Whew. What's puzzling in this sentence is different from what was puzzling the earlier examples: with the exception of a single word ("musaceous"), I'm familiar with all the vocabulary employed here. Even at the larger level of images, there's nothing evoked that I can't easily translate to a concrete visual. "Old smoke, alcohol and sweat," "winter sunlight," even "living genetic chains" are all perfectly clear, straightforward, and not particularly unfamiliar. Yet what confuses readers here – or at least what I found confusing upon first encountering it – is the rhetorical structure in which these component parts are placed. In comparing the scent of the banana breakfast with DNA, Pynchon is not trying to better or more clearly evoke the sensory experience of the breakfast. He skips from the level of description (which the reader anticipates at this junction) and goes straight to the level of themes, making a direct argument about the way an object's internal intricacy, its encoding, allows it to survive despite external threat.
This is a move that many traditional writers make – but at important moments, moments when the characters themselves might step back to observe the world around them with heightened clarity. Pynchon, though, just drops this in almost at random, in the middle of a scene establishing the men's daily routine. A lot of readers find this technique jarring and intrusive, and I can certainly see why. The effect of it – and several other sentences like it over the course of the book – is to create a world so densely riddled with rich veins of meaning that the present action often seems distant or absurd by comparison.
There are many, many other ways that fiction can be difficult at the level of the sentence. Another obvious one that springs to mind is when the book is written in the voice of a character or narrator whose dialect does not match the reader's: a classic case of "what's tough for me may be easy for you," and probably a secondary issue for American readers like me tackling Irish writers like Joyce. But I guess my main purpose here, rather than cataloging every variety of difficulty at the level of the sentence, is to point out the perhaps obvious fact that a writer's style is not merely a superficial element, a mannerism to be "gotten past."

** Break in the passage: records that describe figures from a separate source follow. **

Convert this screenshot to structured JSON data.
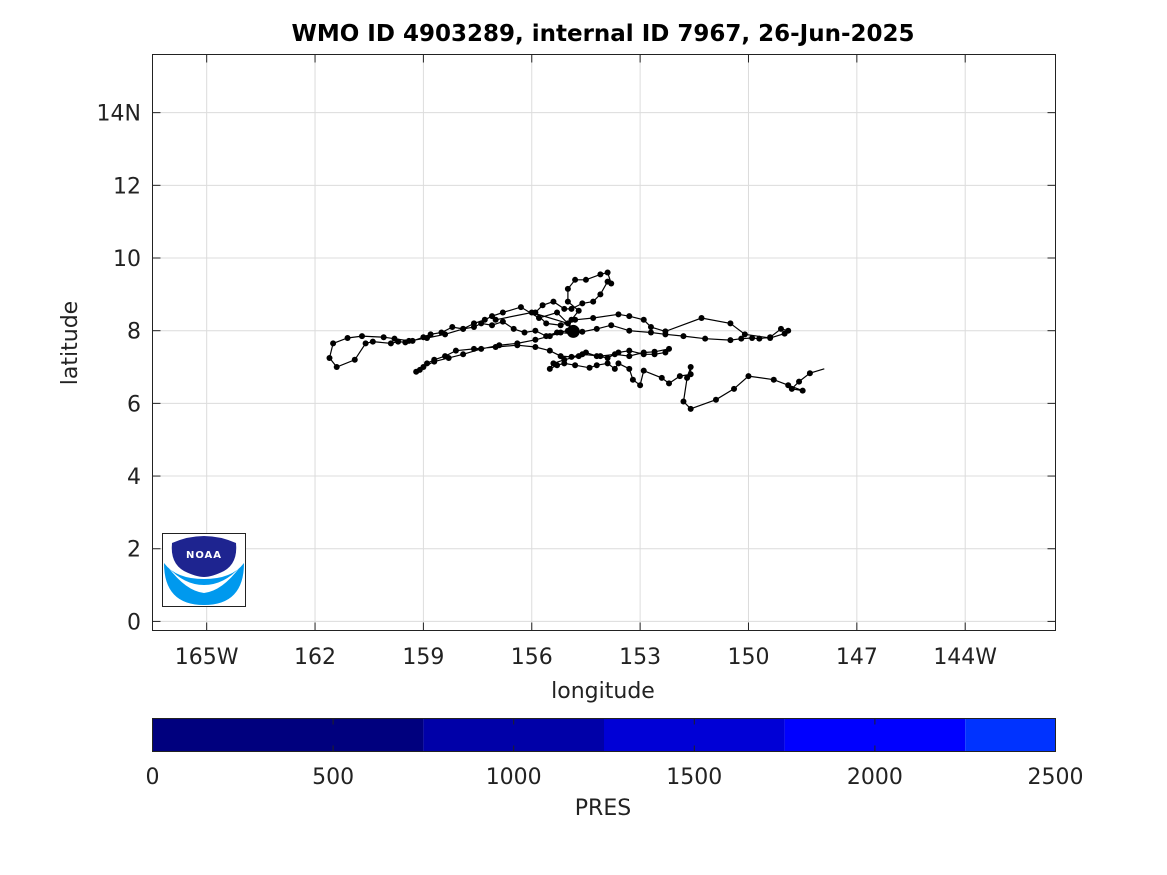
{
  "chart_data": {
    "type": "scatter",
    "title": "WMO ID 4903289, internal ID 7967, 26-Jun-2025",
    "xlabel": "longitude",
    "ylabel": "latitude",
    "xlim": [
      -166.5,
      -141.5
    ],
    "ylim": [
      -0.25,
      15.6
    ],
    "grid": true,
    "x_ticks": [
      {
        "value": -165,
        "label": "165W"
      },
      {
        "value": -162,
        "label": "162"
      },
      {
        "value": -159,
        "label": "159"
      },
      {
        "value": -156,
        "label": "156"
      },
      {
        "value": -153,
        "label": "153"
      },
      {
        "value": -150,
        "label": "150"
      },
      {
        "value": -147,
        "label": "147"
      },
      {
        "value": -144,
        "label": "144W"
      }
    ],
    "y_ticks": [
      {
        "value": 0,
        "label": "0"
      },
      {
        "value": 2,
        "label": "2"
      },
      {
        "value": 4,
        "label": "4"
      },
      {
        "value": 6,
        "label": "6"
      },
      {
        "value": 8,
        "label": "8"
      },
      {
        "value": 10,
        "label": "10"
      },
      {
        "value": 12,
        "label": "12"
      },
      {
        "value": 14,
        "label": "14N"
      }
    ],
    "series": [
      {
        "track": [
          [
            -147.9,
            6.95
          ],
          [
            -148.3,
            6.83
          ],
          [
            -148.6,
            6.6
          ],
          [
            -148.8,
            6.4
          ],
          [
            -148.5,
            6.35
          ],
          [
            -148.9,
            6.5
          ],
          [
            -149.3,
            6.65
          ],
          [
            -150.0,
            6.75
          ],
          [
            -150.4,
            6.4
          ],
          [
            -150.9,
            6.1
          ],
          [
            -151.6,
            5.85
          ],
          [
            -151.8,
            6.05
          ],
          [
            -151.7,
            6.7
          ],
          [
            -151.6,
            7.0
          ],
          [
            -151.6,
            6.8
          ],
          [
            -151.9,
            6.75
          ],
          [
            -152.2,
            6.55
          ],
          [
            -152.4,
            6.7
          ],
          [
            -152.9,
            6.9
          ],
          [
            -153.0,
            6.5
          ],
          [
            -153.2,
            6.65
          ],
          [
            -153.3,
            6.95
          ],
          [
            -153.6,
            7.1
          ],
          [
            -153.7,
            6.95
          ],
          [
            -153.9,
            7.1
          ],
          [
            -154.2,
            7.05
          ],
          [
            -154.4,
            6.98
          ],
          [
            -154.8,
            7.05
          ],
          [
            -155.1,
            7.1
          ],
          [
            -155.3,
            7.05
          ],
          [
            -155.5,
            6.95
          ],
          [
            -155.4,
            7.1
          ],
          [
            -155.1,
            7.2
          ],
          [
            -154.7,
            7.3
          ],
          [
            -154.5,
            7.4
          ],
          [
            -154.2,
            7.3
          ],
          [
            -153.9,
            7.25
          ],
          [
            -153.6,
            7.4
          ],
          [
            -153.3,
            7.45
          ],
          [
            -152.9,
            7.35
          ],
          [
            -152.6,
            7.35
          ],
          [
            -152.3,
            7.4
          ],
          [
            -152.2,
            7.5
          ],
          [
            -152.6,
            7.42
          ],
          [
            -152.9,
            7.4
          ],
          [
            -153.3,
            7.3
          ],
          [
            -153.7,
            7.35
          ],
          [
            -154.1,
            7.3
          ],
          [
            -154.6,
            7.35
          ],
          [
            -154.9,
            7.28
          ],
          [
            -155.2,
            7.3
          ],
          [
            -155.5,
            7.45
          ],
          [
            -155.9,
            7.55
          ],
          [
            -156.4,
            7.6
          ],
          [
            -157.0,
            7.55
          ],
          [
            -157.6,
            7.5
          ],
          [
            -158.1,
            7.45
          ],
          [
            -158.4,
            7.3
          ],
          [
            -158.7,
            7.2
          ],
          [
            -158.9,
            7.1
          ],
          [
            -159.1,
            6.92
          ],
          [
            -159.2,
            6.87
          ],
          [
            -159.0,
            7.0
          ],
          [
            -158.7,
            7.15
          ],
          [
            -158.3,
            7.25
          ],
          [
            -157.9,
            7.35
          ],
          [
            -157.4,
            7.5
          ],
          [
            -156.9,
            7.6
          ],
          [
            -156.4,
            7.65
          ],
          [
            -155.9,
            7.75
          ],
          [
            -155.5,
            7.85
          ],
          [
            -155.2,
            7.95
          ],
          [
            -154.9,
            7.92
          ],
          [
            -154.6,
            7.97
          ],
          [
            -154.2,
            8.05
          ],
          [
            -153.8,
            8.15
          ],
          [
            -153.3,
            8.0
          ],
          [
            -152.7,
            7.95
          ],
          [
            -152.3,
            7.9
          ],
          [
            -151.8,
            7.85
          ],
          [
            -151.2,
            7.78
          ],
          [
            -150.5,
            7.74
          ],
          [
            -150.2,
            7.78
          ],
          [
            -149.9,
            7.8
          ],
          [
            -149.7,
            7.78
          ],
          [
            -149.4,
            7.82
          ],
          [
            -149.1,
            8.05
          ],
          [
            -148.9,
            8.0
          ],
          [
            -149.0,
            7.92
          ],
          [
            -149.4,
            7.8
          ],
          [
            -150.1,
            7.9
          ],
          [
            -150.5,
            8.2
          ],
          [
            -151.3,
            8.35
          ],
          [
            -152.3,
            7.98
          ],
          [
            -152.7,
            8.1
          ],
          [
            -152.9,
            8.3
          ],
          [
            -153.3,
            8.4
          ],
          [
            -153.6,
            8.45
          ],
          [
            -154.3,
            8.35
          ],
          [
            -154.8,
            8.3
          ],
          [
            -155.2,
            8.15
          ],
          [
            -155.6,
            8.2
          ],
          [
            -155.9,
            8.5
          ],
          [
            -155.7,
            8.7
          ],
          [
            -155.4,
            8.8
          ],
          [
            -155.1,
            8.6
          ],
          [
            -154.9,
            8.6
          ],
          [
            -154.6,
            8.75
          ],
          [
            -154.3,
            8.8
          ],
          [
            -154.1,
            9.0
          ],
          [
            -153.9,
            9.35
          ],
          [
            -153.8,
            9.3
          ],
          [
            -153.9,
            9.6
          ],
          [
            -154.1,
            9.55
          ],
          [
            -154.5,
            9.4
          ],
          [
            -154.8,
            9.4
          ],
          [
            -155.0,
            9.15
          ],
          [
            -155.0,
            8.8
          ],
          [
            -154.7,
            8.55
          ],
          [
            -154.9,
            8.3
          ],
          [
            -155.0,
            8.0
          ],
          [
            -155.3,
            7.95
          ],
          [
            -155.6,
            7.85
          ],
          [
            -155.9,
            8.0
          ],
          [
            -156.2,
            7.95
          ],
          [
            -156.5,
            8.05
          ],
          [
            -156.8,
            8.25
          ],
          [
            -157.1,
            8.15
          ],
          [
            -157.4,
            8.2
          ],
          [
            -157.6,
            8.1
          ],
          [
            -157.9,
            8.05
          ],
          [
            -158.2,
            8.1
          ],
          [
            -158.5,
            7.95
          ],
          [
            -158.8,
            7.9
          ],
          [
            -159.0,
            7.82
          ],
          [
            -159.3,
            7.72
          ],
          [
            -159.5,
            7.68
          ],
          [
            -159.7,
            7.7
          ],
          [
            -159.9,
            7.65
          ],
          [
            -160.4,
            7.7
          ],
          [
            -160.6,
            7.65
          ],
          [
            -160.9,
            7.2
          ],
          [
            -161.4,
            7.0
          ],
          [
            -161.6,
            7.25
          ],
          [
            -161.5,
            7.65
          ],
          [
            -161.1,
            7.8
          ],
          [
            -160.7,
            7.85
          ],
          [
            -160.1,
            7.82
          ],
          [
            -159.8,
            7.78
          ],
          [
            -159.4,
            7.72
          ],
          [
            -158.9,
            7.8
          ],
          [
            -158.4,
            7.9
          ],
          [
            -157.9,
            8.05
          ],
          [
            -157.6,
            8.2
          ],
          [
            -157.3,
            8.3
          ],
          [
            -157.1,
            8.4
          ],
          [
            -156.8,
            8.5
          ],
          [
            -156.3,
            8.65
          ],
          [
            -155.8,
            8.35
          ],
          [
            -155.3,
            8.5
          ],
          [
            -154.8,
            8.0
          ],
          [
            -155.0,
            8.2
          ],
          [
            -156.0,
            8.5
          ],
          [
            -157.0,
            8.3
          ]
        ]
      }
    ],
    "start_marker": [
      -154.85,
      7.98
    ],
    "colorbar": {
      "label": "PRES",
      "range": [
        0,
        2500
      ],
      "ticks": [
        {
          "value": 0,
          "label": "0"
        },
        {
          "value": 500,
          "label": "500"
        },
        {
          "value": 1000,
          "label": "1000"
        },
        {
          "value": 1500,
          "label": "1500"
        },
        {
          "value": 2000,
          "label": "2000"
        },
        {
          "value": 2500,
          "label": "2500"
        }
      ],
      "bands": [
        {
          "from": 0,
          "to": 750,
          "color": "#00007e"
        },
        {
          "from": 750,
          "to": 1250,
          "color": "#0000a8"
        },
        {
          "from": 1250,
          "to": 1750,
          "color": "#0000d6"
        },
        {
          "from": 1750,
          "to": 2250,
          "color": "#0000ff"
        },
        {
          "from": 2250,
          "to": 2500,
          "color": "#0033ff"
        }
      ]
    },
    "logo": {
      "text": "NOAA",
      "colors": {
        "dark": "#1e2490",
        "light": "#0099ee",
        "accent": "#ffffff"
      }
    }
  }
}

Sentences are what a novel is made of, the air you have to breathe when you're inside the book. When sentences are difficult, I think that more than a book's length or subject matter or themes, they are the biggest impediment to the work reaching a broad audience. However, I also think that, if used purposefully, difficult sentences can allow writers to communicate ideas and images to their admittedly more limited audience that could not be expressed any other way. The question, in evaluating a work, shouldn't be, "Is this hard to read?" but "What makes this hard to read, and why?" Our desire to look past the language to the thing/world/character being conveyed is so strong, though, sometimes it makes this question tough to ask, let alone answer.